There are several packages that provide data and infrastructure related to Covid-19. Two prominent cases are:
- `{nCov2019}`: This [package](https://github.com/YuLab-SMU/nCov2019) has a focus on Chinese data but also contains data on other countries and regions. It contains a shiny dashboard.
- `{conronavirus}`: This [package](https://github.com/RamiKrispin/coronavirus) provides
the Johns Hopkins University CSSE dataset together with a dashboard
Additional R related resources on Covid-19 can be found [here](https://www.statsandr.com/blog/top-r-resources-on-covid-19-coronavirus/) and [here](https://github.com/mine-cetinkaya-rundel/covid19-r).

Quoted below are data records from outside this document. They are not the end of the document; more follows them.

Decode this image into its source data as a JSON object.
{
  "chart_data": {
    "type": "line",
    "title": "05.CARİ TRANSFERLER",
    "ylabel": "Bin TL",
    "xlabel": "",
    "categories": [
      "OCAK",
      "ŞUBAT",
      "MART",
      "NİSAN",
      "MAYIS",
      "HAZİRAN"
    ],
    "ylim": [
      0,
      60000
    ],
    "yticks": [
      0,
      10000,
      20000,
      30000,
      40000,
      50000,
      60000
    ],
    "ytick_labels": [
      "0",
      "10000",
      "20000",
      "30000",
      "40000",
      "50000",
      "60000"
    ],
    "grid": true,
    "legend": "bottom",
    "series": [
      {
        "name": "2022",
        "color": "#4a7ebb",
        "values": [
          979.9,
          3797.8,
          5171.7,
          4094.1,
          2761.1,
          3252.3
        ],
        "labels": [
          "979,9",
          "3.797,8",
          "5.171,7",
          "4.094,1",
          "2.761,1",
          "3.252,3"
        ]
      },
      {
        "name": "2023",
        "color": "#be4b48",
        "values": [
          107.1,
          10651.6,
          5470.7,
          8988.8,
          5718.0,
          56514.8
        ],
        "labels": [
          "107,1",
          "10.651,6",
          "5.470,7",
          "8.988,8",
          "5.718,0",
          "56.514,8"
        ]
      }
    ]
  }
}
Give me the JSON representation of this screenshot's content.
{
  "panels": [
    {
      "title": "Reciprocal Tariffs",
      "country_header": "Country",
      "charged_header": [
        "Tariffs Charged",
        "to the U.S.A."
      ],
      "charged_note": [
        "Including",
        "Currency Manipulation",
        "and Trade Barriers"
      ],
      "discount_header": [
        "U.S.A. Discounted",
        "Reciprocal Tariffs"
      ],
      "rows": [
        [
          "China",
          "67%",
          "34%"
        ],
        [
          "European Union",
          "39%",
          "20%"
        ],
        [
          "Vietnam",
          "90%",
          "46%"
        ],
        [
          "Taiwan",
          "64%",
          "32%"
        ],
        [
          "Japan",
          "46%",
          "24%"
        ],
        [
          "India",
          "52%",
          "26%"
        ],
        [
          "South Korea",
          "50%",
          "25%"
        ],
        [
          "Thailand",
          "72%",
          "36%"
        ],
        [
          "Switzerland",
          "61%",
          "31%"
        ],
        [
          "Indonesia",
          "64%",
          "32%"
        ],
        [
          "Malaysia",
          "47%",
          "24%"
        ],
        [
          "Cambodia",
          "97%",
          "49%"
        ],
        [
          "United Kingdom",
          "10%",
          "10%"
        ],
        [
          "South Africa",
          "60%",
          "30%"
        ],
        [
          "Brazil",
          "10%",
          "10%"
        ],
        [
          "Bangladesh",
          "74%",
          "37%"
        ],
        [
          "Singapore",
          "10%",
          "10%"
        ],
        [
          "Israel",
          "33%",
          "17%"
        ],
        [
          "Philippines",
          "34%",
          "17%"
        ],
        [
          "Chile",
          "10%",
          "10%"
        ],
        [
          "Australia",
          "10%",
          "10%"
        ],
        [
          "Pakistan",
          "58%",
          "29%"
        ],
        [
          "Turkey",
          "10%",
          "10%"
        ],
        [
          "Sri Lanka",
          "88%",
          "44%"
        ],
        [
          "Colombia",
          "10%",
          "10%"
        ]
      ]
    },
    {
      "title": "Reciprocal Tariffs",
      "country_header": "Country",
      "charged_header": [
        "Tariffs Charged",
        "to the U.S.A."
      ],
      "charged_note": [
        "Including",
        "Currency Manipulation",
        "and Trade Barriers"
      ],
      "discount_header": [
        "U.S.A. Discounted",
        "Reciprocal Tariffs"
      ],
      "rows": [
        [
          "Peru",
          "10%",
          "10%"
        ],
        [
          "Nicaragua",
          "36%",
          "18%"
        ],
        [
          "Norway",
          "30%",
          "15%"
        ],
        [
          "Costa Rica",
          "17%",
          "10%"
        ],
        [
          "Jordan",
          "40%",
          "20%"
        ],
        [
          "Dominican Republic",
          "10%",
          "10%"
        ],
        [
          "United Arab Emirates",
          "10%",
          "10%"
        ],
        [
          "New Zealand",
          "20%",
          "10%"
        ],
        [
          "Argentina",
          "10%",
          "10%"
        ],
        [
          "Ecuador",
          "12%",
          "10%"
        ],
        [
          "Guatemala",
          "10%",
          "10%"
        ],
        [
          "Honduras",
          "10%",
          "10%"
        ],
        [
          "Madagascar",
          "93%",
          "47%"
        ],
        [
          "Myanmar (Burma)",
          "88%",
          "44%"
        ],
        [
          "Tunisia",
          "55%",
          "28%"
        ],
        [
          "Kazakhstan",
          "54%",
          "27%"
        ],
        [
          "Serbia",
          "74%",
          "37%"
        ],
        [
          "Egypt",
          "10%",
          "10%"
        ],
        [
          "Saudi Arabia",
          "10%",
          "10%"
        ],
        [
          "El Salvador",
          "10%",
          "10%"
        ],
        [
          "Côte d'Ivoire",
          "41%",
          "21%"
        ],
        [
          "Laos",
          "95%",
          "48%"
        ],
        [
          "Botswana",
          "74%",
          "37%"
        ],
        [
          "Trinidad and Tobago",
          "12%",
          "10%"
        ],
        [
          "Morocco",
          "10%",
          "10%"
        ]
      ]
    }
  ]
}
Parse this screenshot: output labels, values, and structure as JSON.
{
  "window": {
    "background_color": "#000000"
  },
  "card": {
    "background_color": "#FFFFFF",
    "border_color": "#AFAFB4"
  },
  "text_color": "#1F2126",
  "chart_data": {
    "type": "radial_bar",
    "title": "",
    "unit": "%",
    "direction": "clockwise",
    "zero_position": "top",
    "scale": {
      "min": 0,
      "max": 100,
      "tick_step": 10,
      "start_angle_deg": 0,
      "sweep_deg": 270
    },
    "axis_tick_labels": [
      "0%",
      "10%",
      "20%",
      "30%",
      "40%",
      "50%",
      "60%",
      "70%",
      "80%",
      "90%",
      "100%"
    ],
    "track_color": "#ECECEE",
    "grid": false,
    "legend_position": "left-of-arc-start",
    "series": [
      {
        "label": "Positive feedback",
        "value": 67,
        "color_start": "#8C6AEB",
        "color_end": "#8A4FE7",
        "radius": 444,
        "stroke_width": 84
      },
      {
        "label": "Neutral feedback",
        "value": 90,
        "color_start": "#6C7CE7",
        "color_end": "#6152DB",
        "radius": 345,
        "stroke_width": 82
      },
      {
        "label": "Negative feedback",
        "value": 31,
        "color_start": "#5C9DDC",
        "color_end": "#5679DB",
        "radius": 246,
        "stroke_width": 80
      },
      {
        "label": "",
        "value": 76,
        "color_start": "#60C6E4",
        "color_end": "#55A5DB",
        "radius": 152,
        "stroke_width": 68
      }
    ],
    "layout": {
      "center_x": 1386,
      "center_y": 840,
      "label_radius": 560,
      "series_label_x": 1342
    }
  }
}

Other than the packages mentioned above, the key objective of the {tidycovid19} package is to provide *transparent* access to *various* data sources at the country-day level, including data on governmental interventions and on behavioral response of the public. It does not contain any data per se. Instead, it provides functions to pull data from publicly available authoritative sources. The sources and the data are documented by additional data frames included in the package. While the combined data frame generated by `download_merged_data()` aggregates data at the country-day level, some functions also provide sub-country level data on request.
For those interested in speedy downloads it alternatively provides the option to download from the cached data in this repo (stored in the directory `cached_data`). The cached data is updated daily.